L'intrigue ne tient pas vraiment debout: ceux que Hitchcock appelait avec un dédain rigolard 'les vraisemblants', ces gens qui vont vous démontrer que tel ou tel film ne fonctionne pas sous prétexte qu'une porte ne s'y ouvre pas du bon côté, feraient bien de s'abstenir de venir fouiller ici. Peu importe d'ailleurs; dès la première séquence c'est le signe cinématographique qui triomphe, comme au bon vieux temps de Doctor X: Ombres mouvantes, une caméra sure d'elle qui nous emmène ou elle veut, gros plans millimétrés d'objets soigneusement isolés, et utilisation savante de l'éclairage: Curtiz se fait plaisir, et va continuer à le faire sur tout le film, véritable commentaire sur le film noir à son plus pur; film noir dont les dix premières minutes ici se veulent un catalogue d'effets exhaustif. Il serait d'ailleurs, à propos de film noir, fort intéressant de se pencher sur l'influence que Laura a pu avoir sur ce film, qui utilise un certain nombre de figures qui en proviennent directement: le portrait d'une jeune femme disparue, le retour inattendu et à peine expliqué de la jeune femme d'entre les morts, et la présence d'un criminel qui est pour cette fois-ci un homme de la bourgeoisie, un homme arrivé... Celui-ci assume sa supériorité revendiquée sur le reste de l'humanité en se livrant à l'art de tuer les autres, sans failles ou presque.
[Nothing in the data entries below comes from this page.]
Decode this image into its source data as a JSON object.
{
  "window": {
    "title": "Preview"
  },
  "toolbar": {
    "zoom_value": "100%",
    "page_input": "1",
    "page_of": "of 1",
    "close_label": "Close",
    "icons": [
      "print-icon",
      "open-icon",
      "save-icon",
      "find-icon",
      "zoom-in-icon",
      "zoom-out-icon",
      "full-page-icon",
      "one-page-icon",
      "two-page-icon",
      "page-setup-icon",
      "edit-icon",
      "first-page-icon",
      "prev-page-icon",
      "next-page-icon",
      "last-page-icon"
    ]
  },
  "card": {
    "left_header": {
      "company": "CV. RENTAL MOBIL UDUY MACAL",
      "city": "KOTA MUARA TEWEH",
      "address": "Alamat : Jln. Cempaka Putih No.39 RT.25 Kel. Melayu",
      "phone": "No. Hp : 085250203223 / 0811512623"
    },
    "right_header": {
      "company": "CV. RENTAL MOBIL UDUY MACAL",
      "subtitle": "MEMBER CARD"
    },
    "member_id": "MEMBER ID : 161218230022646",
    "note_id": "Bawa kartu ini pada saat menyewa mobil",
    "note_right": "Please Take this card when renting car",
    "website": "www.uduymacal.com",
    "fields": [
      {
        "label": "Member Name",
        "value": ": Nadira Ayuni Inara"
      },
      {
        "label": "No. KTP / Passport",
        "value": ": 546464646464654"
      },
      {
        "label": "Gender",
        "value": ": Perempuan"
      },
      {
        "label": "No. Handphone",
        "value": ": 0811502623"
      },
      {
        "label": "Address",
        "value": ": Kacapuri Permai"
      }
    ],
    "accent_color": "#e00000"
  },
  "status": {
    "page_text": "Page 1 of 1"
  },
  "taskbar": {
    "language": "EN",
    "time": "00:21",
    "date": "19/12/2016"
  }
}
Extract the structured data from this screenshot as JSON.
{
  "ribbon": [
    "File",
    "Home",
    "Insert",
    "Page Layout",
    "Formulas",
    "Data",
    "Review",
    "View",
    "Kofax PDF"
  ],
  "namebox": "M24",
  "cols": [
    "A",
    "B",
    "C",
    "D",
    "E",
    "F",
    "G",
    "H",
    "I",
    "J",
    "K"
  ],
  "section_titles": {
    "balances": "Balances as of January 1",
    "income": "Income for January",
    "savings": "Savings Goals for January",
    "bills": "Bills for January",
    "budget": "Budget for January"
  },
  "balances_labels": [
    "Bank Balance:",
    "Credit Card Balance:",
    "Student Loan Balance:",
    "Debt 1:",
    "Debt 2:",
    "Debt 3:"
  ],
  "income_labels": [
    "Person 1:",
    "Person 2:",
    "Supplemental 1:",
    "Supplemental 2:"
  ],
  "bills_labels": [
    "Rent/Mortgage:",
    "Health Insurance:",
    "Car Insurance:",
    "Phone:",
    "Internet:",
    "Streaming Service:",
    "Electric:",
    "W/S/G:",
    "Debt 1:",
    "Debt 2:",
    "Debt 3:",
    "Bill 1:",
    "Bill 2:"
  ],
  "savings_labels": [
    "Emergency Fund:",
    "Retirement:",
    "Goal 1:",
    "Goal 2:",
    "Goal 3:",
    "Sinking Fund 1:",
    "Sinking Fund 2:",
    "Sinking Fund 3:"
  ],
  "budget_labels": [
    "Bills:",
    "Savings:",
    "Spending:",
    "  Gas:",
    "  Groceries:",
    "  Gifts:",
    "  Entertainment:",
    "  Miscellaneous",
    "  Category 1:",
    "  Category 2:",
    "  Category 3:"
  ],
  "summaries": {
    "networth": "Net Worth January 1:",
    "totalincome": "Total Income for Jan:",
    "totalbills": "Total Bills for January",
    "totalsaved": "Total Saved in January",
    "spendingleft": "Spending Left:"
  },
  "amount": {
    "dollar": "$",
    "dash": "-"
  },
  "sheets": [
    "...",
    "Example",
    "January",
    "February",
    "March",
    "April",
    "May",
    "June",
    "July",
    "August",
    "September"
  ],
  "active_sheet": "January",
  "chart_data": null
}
Mais The unsupected n'est pas un plagiat ni même une vague copie. C'est un film très proche de la façon de faire de Curtiz au début des années 30... Après le "génie fou" de 1931 (The mad genius), et le sculpteur fantôme de Mystery of the wax museum, un nouvel auto-portrait sardonique de l'auteur? Celui-ci a signé son film, par son utilisation virtuose de l'ombre, par ses trouvailles de mise en scène (la façon dont chaque meurtre vu à l'écran comporte un plan de Claude Rains reflété sur une surface lisse, en double maléfique de l'aimable esthète qu'il est et reste jusqu'au bout), la science du rythme et de la composition (Une scène de meurtre au verre de vin blanc empoisonné reprend l'idée du verre de lait dans Suspicion, d'Hitchcock, mais la prolonge et l'emmène dans des dimensions insoupçonnées) mais aussi par un recours à une fin feuilletonesque avec des péripéties qui semblent reprises de ses films muets (L'avalanche, Les chemins de la terreur), avec rebondissements, homme caché dans une malle, et poursuite en voiture... Il faut se pencher sans tarder sur ce chef d'oeuvre délirant, dans lequel Curtiz adopte, avec un humour certain, le point de vue d'un meurtrier esthète du crime qui ressemble sans doute beaucoup à son âme.